Step 3: The Merge Loop

Here’s where vocabulary building happens:

1
2
3
4
5
6
7
8
9
10
11
12
13
14
15
16
17
18
19
20
21
22
23
24
25
26
27
28
while len(vocab) < vocab_size:
    # Count all adjacent pairs across all tokens
    pair_counts: Counter[tuple[bytes, bytes]] = Counter()
    for tokens in tokens_list:
        for i in range(len(tokens) - 1):
            pair = (tokens[i], tokens[i + 1])
            pair_counts[pair] += 1

    if not pair_counts:
        break  # Nothing left to merge

    # Select the best pair: highest frequency, ties broken lexicographically
    best_pair = max(pair_counts.items(), key=lambda x: (x[1], x[0]))[0]

    # Create new merged token
    new_token = best_pair[0] + best_pair[1]
    vocab[len(vocab)] = new_token
    merges.append(best_pair)

    # Update all token sequences with the new merge
    for tokens in tokens_list:
        i = 0
        while i < len(tokens) - 1:
            if (tokens[i], tokens[i + 1]) == best_pair:
                tokens[i : i + 2] = [new_token]
                # Don't increment i — the new token might merge again
            else:
                i += 1

Each iteration:

  1. Counts pair frequencies across the entire corpus
  2. Picks the most frequent pair (with lexicographic tiebreaking)
  3. Creates a new token by concatenating the pair
  4. Updates all token sequences, replacing the pair with the new token

The tiebreaker matters more than you’d think.
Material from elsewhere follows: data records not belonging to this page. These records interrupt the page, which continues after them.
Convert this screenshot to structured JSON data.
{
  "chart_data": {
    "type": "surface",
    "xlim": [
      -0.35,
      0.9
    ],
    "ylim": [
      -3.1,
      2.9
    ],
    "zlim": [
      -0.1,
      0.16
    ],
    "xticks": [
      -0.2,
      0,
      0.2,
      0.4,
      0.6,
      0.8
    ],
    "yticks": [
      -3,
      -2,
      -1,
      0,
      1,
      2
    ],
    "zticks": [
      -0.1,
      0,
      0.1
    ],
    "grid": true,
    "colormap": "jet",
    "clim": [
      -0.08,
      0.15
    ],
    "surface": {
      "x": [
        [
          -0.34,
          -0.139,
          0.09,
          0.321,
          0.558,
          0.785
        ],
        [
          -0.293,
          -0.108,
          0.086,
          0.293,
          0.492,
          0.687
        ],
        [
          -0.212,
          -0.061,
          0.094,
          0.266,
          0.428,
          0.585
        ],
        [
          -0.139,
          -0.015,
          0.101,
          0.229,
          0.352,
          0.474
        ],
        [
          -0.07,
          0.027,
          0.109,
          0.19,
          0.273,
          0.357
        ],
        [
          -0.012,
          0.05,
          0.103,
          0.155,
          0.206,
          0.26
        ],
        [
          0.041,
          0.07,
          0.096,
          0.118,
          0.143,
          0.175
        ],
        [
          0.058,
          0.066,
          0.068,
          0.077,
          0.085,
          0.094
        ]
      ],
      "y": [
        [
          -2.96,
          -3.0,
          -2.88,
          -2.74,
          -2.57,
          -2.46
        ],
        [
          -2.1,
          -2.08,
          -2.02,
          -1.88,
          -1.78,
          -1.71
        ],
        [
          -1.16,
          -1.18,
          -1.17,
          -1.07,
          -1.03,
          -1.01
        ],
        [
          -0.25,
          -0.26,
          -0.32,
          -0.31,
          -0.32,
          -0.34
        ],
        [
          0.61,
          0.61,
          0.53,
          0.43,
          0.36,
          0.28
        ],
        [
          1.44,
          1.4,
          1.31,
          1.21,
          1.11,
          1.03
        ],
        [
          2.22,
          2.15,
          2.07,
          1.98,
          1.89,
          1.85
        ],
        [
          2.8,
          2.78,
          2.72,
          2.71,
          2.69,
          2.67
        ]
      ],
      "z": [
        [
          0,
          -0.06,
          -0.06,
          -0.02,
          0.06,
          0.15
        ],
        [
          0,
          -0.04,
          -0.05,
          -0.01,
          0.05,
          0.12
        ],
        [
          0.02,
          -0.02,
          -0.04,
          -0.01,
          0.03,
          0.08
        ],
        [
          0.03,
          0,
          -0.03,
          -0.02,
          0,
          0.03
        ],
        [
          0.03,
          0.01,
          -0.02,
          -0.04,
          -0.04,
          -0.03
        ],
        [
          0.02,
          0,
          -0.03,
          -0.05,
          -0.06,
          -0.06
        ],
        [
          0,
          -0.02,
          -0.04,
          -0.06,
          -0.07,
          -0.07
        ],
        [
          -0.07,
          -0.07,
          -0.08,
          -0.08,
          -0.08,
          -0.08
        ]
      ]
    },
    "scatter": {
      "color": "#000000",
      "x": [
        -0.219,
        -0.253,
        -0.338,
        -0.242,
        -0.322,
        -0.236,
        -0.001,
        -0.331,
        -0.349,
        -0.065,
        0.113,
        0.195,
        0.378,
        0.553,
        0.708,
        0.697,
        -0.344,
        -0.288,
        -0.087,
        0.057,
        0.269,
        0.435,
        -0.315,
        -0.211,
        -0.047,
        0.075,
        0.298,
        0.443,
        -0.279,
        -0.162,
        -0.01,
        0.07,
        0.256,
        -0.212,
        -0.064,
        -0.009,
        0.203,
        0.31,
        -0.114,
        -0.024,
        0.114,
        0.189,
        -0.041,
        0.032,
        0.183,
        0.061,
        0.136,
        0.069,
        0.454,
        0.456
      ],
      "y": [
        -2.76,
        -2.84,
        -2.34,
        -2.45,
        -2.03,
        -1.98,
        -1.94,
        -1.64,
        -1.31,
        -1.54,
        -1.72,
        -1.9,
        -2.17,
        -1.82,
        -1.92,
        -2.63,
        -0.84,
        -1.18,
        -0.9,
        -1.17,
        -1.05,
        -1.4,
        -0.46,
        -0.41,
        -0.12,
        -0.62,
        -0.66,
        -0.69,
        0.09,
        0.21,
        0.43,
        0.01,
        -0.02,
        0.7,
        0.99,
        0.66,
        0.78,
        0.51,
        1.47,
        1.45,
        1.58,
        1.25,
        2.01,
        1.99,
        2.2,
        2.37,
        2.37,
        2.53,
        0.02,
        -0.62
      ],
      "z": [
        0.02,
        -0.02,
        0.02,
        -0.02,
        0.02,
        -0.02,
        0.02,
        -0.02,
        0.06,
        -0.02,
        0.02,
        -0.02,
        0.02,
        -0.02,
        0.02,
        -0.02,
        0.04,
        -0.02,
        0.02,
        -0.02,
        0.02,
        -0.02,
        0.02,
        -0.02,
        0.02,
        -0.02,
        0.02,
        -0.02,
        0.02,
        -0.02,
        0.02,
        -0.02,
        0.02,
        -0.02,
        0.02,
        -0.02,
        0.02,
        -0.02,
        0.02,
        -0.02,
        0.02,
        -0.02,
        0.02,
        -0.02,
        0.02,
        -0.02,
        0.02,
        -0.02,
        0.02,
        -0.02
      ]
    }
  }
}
When two pairs have the same frequency, choosing the lexicographically greater one ensures deterministic results across runs. Without this, your tokenizer’s vocabulary could vary based on hash ordering.
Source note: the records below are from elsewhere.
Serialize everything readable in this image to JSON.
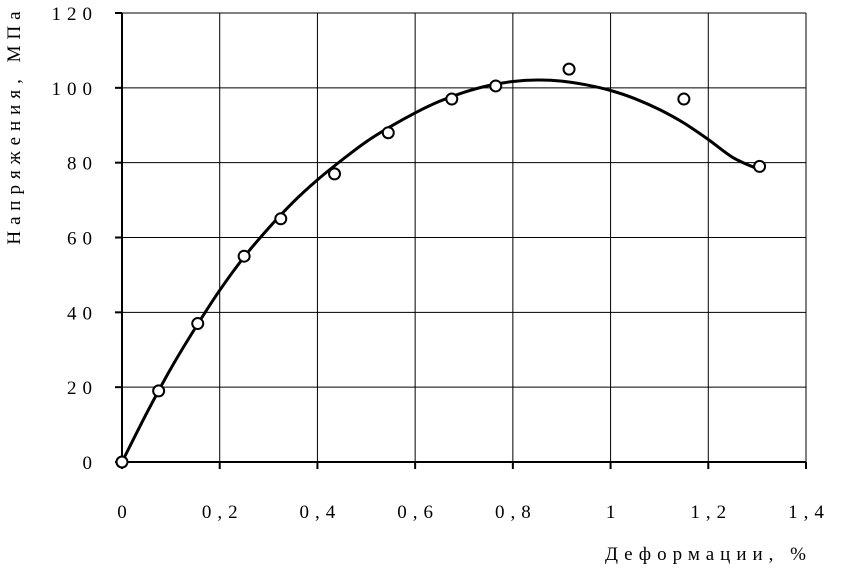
{
  "chart_data": {
    "type": "scatter",
    "xlabel": "Деформации, %",
    "ylabel": "Напряжения, МПа",
    "xlim": [
      0,
      1.4
    ],
    "ylim": [
      0,
      120
    ],
    "x_ticks": [
      0,
      0.2,
      0.4,
      0.6,
      0.8,
      1,
      1.2,
      1.4
    ],
    "x_tick_labels": [
      "0",
      "0,2",
      "0,4",
      "0,6",
      "0,8",
      "1",
      "1,2",
      "1,4"
    ],
    "y_ticks": [
      0,
      20,
      40,
      60,
      80,
      100,
      120
    ],
    "y_tick_labels": [
      "0",
      "20",
      "40",
      "60",
      "80",
      "100",
      "120"
    ],
    "grid": true,
    "series": [
      {
        "kind": "points",
        "marker": "open-circle",
        "x": [
          0,
          0.075,
          0.155,
          0.25,
          0.325,
          0.435,
          0.545,
          0.675,
          0.765,
          0.915,
          1.15,
          1.305
        ],
        "y": [
          0,
          19,
          37,
          55,
          65,
          77,
          88,
          97,
          100.5,
          105,
          97,
          79
        ]
      },
      {
        "kind": "curve",
        "x": [
          0,
          0.05,
          0.1,
          0.15,
          0.2,
          0.25,
          0.3,
          0.35,
          0.4,
          0.45,
          0.5,
          0.55,
          0.6,
          0.65,
          0.7,
          0.75,
          0.8,
          0.85,
          0.9,
          0.95,
          1.0,
          1.05,
          1.1,
          1.15,
          1.2,
          1.25,
          1.3
        ],
        "y": [
          0,
          12.9,
          25.0,
          35.8,
          45.9,
          54.8,
          62.5,
          69.4,
          75.4,
          80.7,
          85.6,
          89.7,
          93.3,
          96.4,
          98.8,
          100.6,
          101.7,
          102.1,
          101.8,
          100.8,
          99.3,
          97.1,
          94.2,
          90.6,
          86.2,
          81.4,
          78.4
        ]
      }
    ]
  }
}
What This Implementation Doesn’t Do (And Why That’s Okay)

No parallel pretokenization. The code processes text sequentially. For large corpora, you’d want to parallelize this step. The GPT-2 pattern is stateless, so this is embarrassingly parallel.

No streaming. The entire corpus is loaded into memory. For production tokenizers training on terabytes, you’d need a streaming approach with approximate pair counts.
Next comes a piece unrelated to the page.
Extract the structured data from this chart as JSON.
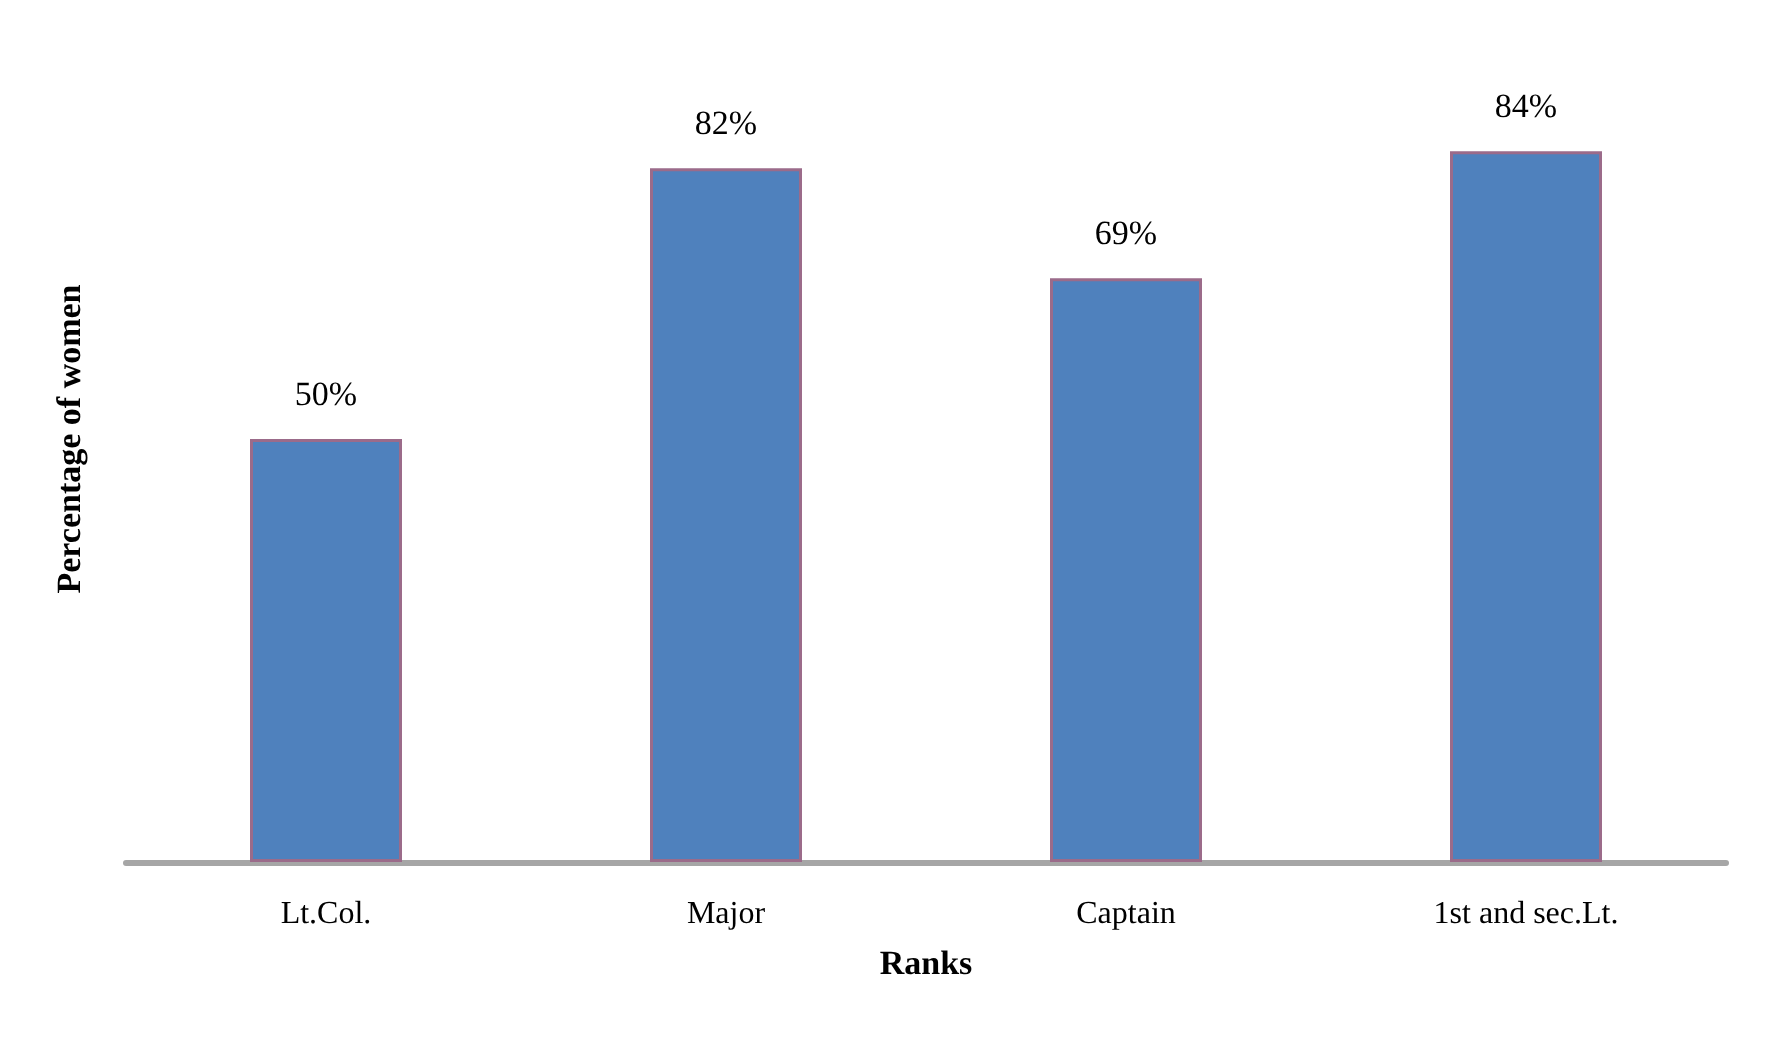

No caching of intermediate results. Each merge rescans all tokens. You could optimize this with a priority queue, but the naive approach is often fast enough for vocab sizes under 100k.

The Surprising Insight

The vocabulary starts with 256 single-byte tokens. Everything else — every word, every subword, every punctuation cluster — is built from these 256 atoms through repeated merging. Your tokenizer’s entire vocabulary is just compressed byte sequences.

This is why BPE handles any Unicode text without exploding vocabulary size. A character like 你好 becomes three UTF-8 bytes (\xe4\xbd\xa0 and \xe5\xa5\xbd), and BPE learns to merge them into meaningful subword units if they appear frequently enough.

The Output

The function returns two things:

  1. Vocabulary: A mapping from token ID to bytes ({0: b'\x00', 1: b'\x01', ..., 256: b'hello', ...})
  2. Merges: An ordered list of which pairs were merged ([(b'h', b'e'), (b'he', b'l'), ...])

The merge order matters for encoding. When you tokenize new text, you apply merges in the same order they were learned. Skip a merge, and you’ll get different tokenization than the training process produced.

When You’d Actually Train Your Own Tokenizer

  • Domain-specific models: Legal documents, medical records, or code have very different token frequency distributions than general web text
  • New languages: Training on English text produces terrible tokenization for languages with different morphological patterns
  • Compression research: Tokenizer efficiency directly impacts context window utilization
  • Educational purposes: Understanding tokenization helps debug why your model fails on certain inputs

The full implementation is in tests/adapters.py if you want to trace through it yourself. The algorithm is ~100 lines of Python, but every line exists for a reason.